Though Markle is unable to attend, Harry will and has already flown to the U.K. to be with his family. (It’s suspected that Harry, who was stripped of his military titles when he stepped back from his royal duties, will wear a suit for the funeral instead of an official uniform.) However, People confirmed Princes Harry and William will not walk side-by-side during the funeral procession. Instead, their cousin Peter Phillips will walk between them. While walking into the chapel, Harry will split off to walk with Princess Margaret and Antony Armstrong-Jones’ son, David Armstrong-Jones, and William will join Peter. In addition, it’s been reported that Harry and William will not sit together inside the chapel. Everyone inside will have to adhere to sitting six feet apart from others, with masks on, per COVID-19 regulations.
Though this arrangement may seem like an indicator of Harry and William’s personal relationship, a Buckingham Palace spokesperson insisted the processional orders were simply “a practical change.” They added, “This is a funeral, and we are not going to be drawn into perceptions of drama.”

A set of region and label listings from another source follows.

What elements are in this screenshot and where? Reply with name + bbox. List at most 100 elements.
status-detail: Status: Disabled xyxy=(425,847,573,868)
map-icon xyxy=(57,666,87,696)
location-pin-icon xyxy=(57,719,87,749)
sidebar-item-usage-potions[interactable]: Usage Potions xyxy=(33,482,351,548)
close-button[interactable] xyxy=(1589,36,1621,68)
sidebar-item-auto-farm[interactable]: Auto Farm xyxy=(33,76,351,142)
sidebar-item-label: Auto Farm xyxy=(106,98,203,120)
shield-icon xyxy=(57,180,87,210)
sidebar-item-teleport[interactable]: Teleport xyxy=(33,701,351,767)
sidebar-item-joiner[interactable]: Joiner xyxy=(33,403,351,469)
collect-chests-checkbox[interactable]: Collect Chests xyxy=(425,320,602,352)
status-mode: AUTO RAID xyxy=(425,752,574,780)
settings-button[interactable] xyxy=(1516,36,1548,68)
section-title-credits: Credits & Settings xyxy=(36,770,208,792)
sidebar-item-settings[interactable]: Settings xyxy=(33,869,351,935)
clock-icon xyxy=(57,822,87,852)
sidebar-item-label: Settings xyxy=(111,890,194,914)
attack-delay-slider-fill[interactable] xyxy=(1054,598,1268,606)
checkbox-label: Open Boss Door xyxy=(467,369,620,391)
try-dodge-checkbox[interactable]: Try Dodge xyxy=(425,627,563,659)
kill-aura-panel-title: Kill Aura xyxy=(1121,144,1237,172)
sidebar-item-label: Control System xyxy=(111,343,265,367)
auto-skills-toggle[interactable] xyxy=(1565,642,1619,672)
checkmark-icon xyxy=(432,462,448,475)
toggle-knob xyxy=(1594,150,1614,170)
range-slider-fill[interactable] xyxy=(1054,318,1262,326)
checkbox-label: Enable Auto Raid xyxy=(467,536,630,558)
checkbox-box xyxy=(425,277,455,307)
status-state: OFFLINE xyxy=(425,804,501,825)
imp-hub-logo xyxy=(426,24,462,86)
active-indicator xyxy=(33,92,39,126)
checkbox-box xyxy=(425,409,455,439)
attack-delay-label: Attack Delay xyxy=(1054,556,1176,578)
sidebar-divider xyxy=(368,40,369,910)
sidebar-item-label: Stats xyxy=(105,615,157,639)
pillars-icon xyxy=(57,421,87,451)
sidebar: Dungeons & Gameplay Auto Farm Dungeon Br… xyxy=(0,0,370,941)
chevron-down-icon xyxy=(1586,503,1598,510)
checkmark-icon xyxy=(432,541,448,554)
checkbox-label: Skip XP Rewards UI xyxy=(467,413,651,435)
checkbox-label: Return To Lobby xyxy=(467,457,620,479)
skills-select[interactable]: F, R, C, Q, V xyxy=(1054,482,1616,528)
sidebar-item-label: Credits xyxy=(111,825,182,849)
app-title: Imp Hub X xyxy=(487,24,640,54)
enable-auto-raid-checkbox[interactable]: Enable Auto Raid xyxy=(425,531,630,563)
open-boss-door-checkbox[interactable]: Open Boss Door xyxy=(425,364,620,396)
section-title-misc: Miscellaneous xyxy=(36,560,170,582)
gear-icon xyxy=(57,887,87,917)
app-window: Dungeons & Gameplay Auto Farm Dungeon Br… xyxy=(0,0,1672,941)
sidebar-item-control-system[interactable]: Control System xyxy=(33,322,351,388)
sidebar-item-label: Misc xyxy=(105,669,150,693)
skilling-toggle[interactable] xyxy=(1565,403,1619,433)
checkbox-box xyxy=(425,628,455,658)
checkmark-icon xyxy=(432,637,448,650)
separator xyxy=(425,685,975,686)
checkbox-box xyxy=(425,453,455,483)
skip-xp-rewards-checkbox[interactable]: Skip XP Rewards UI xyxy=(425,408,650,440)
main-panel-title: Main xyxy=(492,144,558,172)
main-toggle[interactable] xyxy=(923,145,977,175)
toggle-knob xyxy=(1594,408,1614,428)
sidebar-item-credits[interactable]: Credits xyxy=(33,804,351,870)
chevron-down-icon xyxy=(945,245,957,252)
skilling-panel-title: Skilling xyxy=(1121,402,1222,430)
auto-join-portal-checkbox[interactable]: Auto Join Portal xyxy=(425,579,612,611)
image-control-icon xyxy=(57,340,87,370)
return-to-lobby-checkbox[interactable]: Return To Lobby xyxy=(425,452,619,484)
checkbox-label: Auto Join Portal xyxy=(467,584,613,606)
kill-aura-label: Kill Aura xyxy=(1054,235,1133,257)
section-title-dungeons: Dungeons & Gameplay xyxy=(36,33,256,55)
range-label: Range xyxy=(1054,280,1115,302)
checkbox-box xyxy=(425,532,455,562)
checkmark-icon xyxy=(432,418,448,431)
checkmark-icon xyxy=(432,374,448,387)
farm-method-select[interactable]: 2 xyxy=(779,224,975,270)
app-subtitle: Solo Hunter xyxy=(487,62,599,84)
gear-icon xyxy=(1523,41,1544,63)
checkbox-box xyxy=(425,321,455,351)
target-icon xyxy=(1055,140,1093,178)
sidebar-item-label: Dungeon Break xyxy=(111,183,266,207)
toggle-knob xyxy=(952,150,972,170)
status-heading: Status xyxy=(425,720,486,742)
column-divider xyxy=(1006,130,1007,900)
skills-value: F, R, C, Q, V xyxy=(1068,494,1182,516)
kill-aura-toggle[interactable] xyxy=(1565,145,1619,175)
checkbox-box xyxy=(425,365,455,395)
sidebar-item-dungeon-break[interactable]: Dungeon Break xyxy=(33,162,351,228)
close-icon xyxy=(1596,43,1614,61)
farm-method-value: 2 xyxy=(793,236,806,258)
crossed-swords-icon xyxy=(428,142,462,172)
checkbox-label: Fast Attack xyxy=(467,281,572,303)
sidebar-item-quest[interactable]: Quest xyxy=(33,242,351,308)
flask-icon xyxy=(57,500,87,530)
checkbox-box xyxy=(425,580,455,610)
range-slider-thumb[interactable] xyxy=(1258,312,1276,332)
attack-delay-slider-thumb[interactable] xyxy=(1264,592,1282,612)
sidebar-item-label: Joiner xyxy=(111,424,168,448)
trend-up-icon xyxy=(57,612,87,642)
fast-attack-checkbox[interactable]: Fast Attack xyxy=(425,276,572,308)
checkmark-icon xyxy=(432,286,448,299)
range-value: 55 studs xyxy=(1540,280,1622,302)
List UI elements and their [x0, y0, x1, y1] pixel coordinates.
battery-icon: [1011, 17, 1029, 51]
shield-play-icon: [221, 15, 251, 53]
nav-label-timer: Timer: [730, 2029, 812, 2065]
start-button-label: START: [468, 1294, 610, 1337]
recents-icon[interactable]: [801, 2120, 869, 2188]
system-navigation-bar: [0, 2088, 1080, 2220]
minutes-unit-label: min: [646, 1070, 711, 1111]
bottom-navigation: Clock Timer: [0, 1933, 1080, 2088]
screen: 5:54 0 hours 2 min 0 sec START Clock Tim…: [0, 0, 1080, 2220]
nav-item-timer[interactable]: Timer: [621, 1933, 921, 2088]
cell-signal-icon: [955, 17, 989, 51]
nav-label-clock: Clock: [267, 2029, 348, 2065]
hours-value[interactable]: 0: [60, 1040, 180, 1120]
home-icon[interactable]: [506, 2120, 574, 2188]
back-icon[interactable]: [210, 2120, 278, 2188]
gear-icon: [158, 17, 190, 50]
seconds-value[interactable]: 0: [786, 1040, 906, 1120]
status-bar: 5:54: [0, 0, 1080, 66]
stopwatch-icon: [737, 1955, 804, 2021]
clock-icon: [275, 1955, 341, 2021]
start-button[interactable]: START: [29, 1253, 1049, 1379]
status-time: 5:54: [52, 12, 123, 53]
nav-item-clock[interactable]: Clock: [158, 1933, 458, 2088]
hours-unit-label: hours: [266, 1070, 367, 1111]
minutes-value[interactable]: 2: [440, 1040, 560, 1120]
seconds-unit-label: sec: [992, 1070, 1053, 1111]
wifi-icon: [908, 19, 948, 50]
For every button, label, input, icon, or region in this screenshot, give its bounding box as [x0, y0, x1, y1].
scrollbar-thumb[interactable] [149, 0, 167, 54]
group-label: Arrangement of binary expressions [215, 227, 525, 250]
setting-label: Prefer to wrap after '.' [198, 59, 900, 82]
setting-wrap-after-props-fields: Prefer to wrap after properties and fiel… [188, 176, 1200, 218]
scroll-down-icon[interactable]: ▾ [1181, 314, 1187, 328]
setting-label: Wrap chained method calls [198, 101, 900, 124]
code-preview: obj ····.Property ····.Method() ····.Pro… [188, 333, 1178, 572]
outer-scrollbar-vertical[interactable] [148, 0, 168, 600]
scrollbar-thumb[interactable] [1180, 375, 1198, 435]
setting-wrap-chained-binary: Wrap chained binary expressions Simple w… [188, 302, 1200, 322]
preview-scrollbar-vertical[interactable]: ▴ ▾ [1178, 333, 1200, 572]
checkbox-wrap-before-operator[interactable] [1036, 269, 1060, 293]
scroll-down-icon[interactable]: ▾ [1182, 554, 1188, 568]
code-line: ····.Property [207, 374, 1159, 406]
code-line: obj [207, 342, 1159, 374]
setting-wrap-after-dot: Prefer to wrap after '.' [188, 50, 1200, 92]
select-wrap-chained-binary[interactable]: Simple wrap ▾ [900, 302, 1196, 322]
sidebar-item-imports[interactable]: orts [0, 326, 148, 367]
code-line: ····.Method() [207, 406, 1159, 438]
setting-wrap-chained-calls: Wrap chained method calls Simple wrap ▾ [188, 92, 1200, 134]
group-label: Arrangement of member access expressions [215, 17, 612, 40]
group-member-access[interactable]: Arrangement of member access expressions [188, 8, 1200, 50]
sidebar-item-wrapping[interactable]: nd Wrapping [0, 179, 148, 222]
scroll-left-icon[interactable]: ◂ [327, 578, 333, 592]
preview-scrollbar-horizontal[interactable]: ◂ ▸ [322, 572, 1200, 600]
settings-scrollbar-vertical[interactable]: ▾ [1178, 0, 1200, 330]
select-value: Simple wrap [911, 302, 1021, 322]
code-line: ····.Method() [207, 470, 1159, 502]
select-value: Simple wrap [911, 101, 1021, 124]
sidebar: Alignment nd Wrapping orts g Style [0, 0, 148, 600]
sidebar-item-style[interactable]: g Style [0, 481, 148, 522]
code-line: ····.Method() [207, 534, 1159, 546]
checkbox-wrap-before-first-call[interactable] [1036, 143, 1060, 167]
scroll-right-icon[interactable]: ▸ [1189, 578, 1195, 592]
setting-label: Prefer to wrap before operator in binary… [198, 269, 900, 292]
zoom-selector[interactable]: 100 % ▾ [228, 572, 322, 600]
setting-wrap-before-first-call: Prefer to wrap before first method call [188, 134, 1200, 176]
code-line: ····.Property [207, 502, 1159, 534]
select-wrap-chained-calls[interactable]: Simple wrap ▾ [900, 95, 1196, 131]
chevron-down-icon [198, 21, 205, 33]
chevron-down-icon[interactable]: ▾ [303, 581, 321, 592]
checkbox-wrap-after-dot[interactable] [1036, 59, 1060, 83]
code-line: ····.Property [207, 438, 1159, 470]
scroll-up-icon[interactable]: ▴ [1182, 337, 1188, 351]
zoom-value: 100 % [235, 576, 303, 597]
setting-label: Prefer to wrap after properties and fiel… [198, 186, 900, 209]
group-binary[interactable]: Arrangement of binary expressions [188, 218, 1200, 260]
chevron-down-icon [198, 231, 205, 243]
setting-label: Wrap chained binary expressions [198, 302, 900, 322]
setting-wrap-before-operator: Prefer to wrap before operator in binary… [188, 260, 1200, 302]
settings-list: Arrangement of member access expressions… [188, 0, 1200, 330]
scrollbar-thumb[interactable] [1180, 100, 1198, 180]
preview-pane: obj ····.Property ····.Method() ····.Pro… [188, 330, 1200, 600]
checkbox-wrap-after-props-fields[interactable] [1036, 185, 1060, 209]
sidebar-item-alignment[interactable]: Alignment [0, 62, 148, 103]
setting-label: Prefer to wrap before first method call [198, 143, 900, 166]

In the U.K., Prince Philip’s funeral service will be broadcast on ITV, Sky, and BBC One. For U.S. viewers who would like to watch along, you can tune in via NBC or the network’s streaming service, NBC News Now, beginning at 9:30 a.m. ET on April 17. ABC will also begin live coverage of the services at 9:30 a.m. ET. The palace has asked all viewers to watch from home in order to remain cautionary amid the ongoing pandemic. And in lieu of flowers placed at the palace gates, the royal family asked that those who wish to honor the late duke do so by signing the online public Books of Condolence, which are available on royal.uk. “A selection of messages will be passed onto members of the royal family, and may be held in the Royal Archives for posterity,” according to the official website. In addition to these virtual tribute messages, the family asked for contributions to be made to charities of the donor’s choosing as another way to honor Prince Philip.